Unfortunately no gadget can do much to solve writer’s block. It’s a psychological, not technical, issue. But hope springs eternal—I truly thought every device might help me become more productive in terms of formal academic writing. Also, gorging on technology provides great distraction from the stress of what one should be doing.

Another lesson of my quest is that there is no perfect computer. This is a simple and, for most people I imagine, rather obvious point. But I spent a huge amount of time and money coming to appreciate this in a visceral way.

There is no perfect notebook computer for two main reasons.

  • First, designing a notebook computer involves a series of trade-offs between various features, size, weight, battery life and affordability.
  • Second, even if a particular notebook offers the optimal set of trade-offs for your needs most of the time, your moods and needs vary, so the optimal set of trade-offs for one moment is not the optimal arrangement for another.
  • The solution for me is to have two computers. This is an admittedly extravagant approach. But I find having two quite different devices provides something close to equilibrium.

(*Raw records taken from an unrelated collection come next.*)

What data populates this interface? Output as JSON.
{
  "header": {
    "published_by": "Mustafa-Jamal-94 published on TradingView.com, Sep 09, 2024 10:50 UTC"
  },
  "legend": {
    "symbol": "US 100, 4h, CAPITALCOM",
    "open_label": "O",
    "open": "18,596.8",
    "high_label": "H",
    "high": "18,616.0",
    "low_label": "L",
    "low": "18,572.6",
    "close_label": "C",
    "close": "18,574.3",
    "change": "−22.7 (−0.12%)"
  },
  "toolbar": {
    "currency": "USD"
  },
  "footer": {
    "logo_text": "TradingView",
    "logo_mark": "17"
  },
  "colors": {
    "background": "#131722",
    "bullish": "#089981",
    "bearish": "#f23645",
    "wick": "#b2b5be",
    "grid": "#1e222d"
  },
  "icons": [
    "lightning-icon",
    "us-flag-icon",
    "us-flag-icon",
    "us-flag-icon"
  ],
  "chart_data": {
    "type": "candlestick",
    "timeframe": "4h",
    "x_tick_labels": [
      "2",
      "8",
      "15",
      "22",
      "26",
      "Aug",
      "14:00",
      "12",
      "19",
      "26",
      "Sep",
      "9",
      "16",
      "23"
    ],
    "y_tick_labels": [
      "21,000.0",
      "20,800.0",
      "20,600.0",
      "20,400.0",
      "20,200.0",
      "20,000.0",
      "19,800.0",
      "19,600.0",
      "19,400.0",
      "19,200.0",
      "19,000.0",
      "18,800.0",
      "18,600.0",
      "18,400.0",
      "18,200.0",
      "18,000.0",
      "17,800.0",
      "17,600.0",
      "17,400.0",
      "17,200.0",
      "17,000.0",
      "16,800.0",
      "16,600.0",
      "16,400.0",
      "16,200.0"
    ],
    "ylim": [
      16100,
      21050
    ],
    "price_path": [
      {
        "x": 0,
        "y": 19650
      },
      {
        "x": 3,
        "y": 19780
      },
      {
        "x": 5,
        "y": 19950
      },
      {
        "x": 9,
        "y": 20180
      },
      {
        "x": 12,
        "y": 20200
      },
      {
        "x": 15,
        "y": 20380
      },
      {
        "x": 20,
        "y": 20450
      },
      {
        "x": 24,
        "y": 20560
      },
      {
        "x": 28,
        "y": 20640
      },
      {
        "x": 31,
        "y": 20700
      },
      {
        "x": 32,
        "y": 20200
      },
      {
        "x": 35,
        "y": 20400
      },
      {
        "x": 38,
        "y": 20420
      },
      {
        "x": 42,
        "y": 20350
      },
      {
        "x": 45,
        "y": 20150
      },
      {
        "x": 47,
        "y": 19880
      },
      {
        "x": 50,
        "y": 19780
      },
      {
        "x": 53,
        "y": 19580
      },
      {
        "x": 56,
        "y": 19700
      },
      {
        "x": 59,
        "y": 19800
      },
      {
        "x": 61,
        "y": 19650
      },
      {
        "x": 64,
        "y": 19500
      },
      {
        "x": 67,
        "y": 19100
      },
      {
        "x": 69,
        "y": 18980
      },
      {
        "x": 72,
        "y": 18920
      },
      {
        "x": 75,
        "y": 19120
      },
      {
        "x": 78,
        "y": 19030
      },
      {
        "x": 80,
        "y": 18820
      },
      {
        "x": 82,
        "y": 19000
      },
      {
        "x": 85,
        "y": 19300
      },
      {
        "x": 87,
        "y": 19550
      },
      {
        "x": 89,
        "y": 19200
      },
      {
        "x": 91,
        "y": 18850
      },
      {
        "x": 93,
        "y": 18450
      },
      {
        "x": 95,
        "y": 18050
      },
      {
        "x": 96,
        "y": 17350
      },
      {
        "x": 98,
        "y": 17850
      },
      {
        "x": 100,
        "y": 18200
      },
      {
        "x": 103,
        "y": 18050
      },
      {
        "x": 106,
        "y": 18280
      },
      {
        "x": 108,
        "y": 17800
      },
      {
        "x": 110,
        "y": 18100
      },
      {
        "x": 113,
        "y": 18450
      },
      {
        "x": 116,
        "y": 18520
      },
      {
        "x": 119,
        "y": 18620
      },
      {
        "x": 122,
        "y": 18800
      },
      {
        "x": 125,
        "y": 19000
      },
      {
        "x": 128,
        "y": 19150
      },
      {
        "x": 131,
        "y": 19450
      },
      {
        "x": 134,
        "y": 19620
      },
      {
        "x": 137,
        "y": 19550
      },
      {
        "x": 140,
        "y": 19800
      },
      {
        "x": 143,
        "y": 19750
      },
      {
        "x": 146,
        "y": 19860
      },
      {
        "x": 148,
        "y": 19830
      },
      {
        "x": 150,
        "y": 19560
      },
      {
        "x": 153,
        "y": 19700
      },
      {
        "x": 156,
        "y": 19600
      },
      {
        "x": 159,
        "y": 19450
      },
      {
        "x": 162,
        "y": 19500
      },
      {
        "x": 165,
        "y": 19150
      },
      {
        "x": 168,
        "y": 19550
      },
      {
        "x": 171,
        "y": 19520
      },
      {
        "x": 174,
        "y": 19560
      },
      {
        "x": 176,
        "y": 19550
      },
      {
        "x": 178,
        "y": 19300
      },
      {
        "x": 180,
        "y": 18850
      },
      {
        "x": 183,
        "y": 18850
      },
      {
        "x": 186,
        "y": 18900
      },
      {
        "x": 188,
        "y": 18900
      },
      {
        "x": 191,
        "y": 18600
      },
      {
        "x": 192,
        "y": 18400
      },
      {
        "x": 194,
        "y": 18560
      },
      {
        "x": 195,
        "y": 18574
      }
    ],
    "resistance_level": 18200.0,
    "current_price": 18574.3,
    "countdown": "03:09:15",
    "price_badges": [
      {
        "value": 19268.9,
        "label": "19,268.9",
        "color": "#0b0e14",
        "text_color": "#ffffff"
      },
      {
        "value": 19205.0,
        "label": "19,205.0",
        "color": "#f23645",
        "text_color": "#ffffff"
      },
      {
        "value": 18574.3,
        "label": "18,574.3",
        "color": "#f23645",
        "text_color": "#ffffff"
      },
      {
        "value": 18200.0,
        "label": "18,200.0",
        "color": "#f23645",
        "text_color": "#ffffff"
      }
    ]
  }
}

It addresses my alternating dissatisfaction with either single device (or dissatisfaction with a single device that tries to compromise between the best attributes of multiple devices).

    I have a big 17″ laptop that serves as a “desktop replacement” (or desktop substitute, since I have no desktop to replace).

    Another tiny laptop provides 1) ultra-portability and 2) Tablet PC functionality, two things that are sometimes (but not always) critical to me.

    I’m quite happy, at least for now, with my combination of an HP dv8040us and a tiny Fujitsu P1510.

    Despite my recent burst of computer and gadget buying madness, I consider myself a second-wave adopter of technology. I tend to be the first among my peers to try some new device or software, but I’m almost never among the first-wave adopters who create or adopt things on the “bleeding edge.”

    For example, I started a blog in 2003—far from early, but a bit before “blog” became a common part of the lingua franca.

    I started with Blogger, initially hosting my site on Blogspot. Then I moved the blog to a server at the university where I’m employed (because Blogspot, though not Blogger, is blocked in China). Later I tried TypePad. Then I registered my own domain and migrated to WordPress which I’m still happily using.

    I’ve had only four digital cameras. I still use two of them—a tiny Pentax Option 5si that fits in my shirt pocket and a bulky Nikon D70s. The Nikon is a digital SLR; it shoots fast enough to let me capture, sometimes, those priceless things my daughter does. I use Picasa to catalog and retouch my shots and create web pages with them. Sometimes I’ve used PhotoStory to make videos (slideshows with fancy transitions and voice-overs), but that is incredibly time consuming if you try to do it well.

    Most of my life is now spent online. Most every day I use a computer to handle email, read material on the web and create some content of my own. I bank and increasingly shop online. Living in China I stream NPR over the internet to get my news fix. I download and listen to podcasts with increasing frequency. I still buy lots of books (way too many, actually), but increasingly I find that “dead tree” resources are disappearing from my life. Students often give me research papers written without any visits to a physical library. This isn’t all good, but it’s an inexorable trend.

    Once you’ve used a 1) mobile phone 2) laptop computer 3) email account 4) high-speed internet connection 5) digital camera (paired with a computer, color printer and internet connection) and 5) smartphone or other device that lets you handle email and get on the Internet anywhere—you never want to revert to life without those things.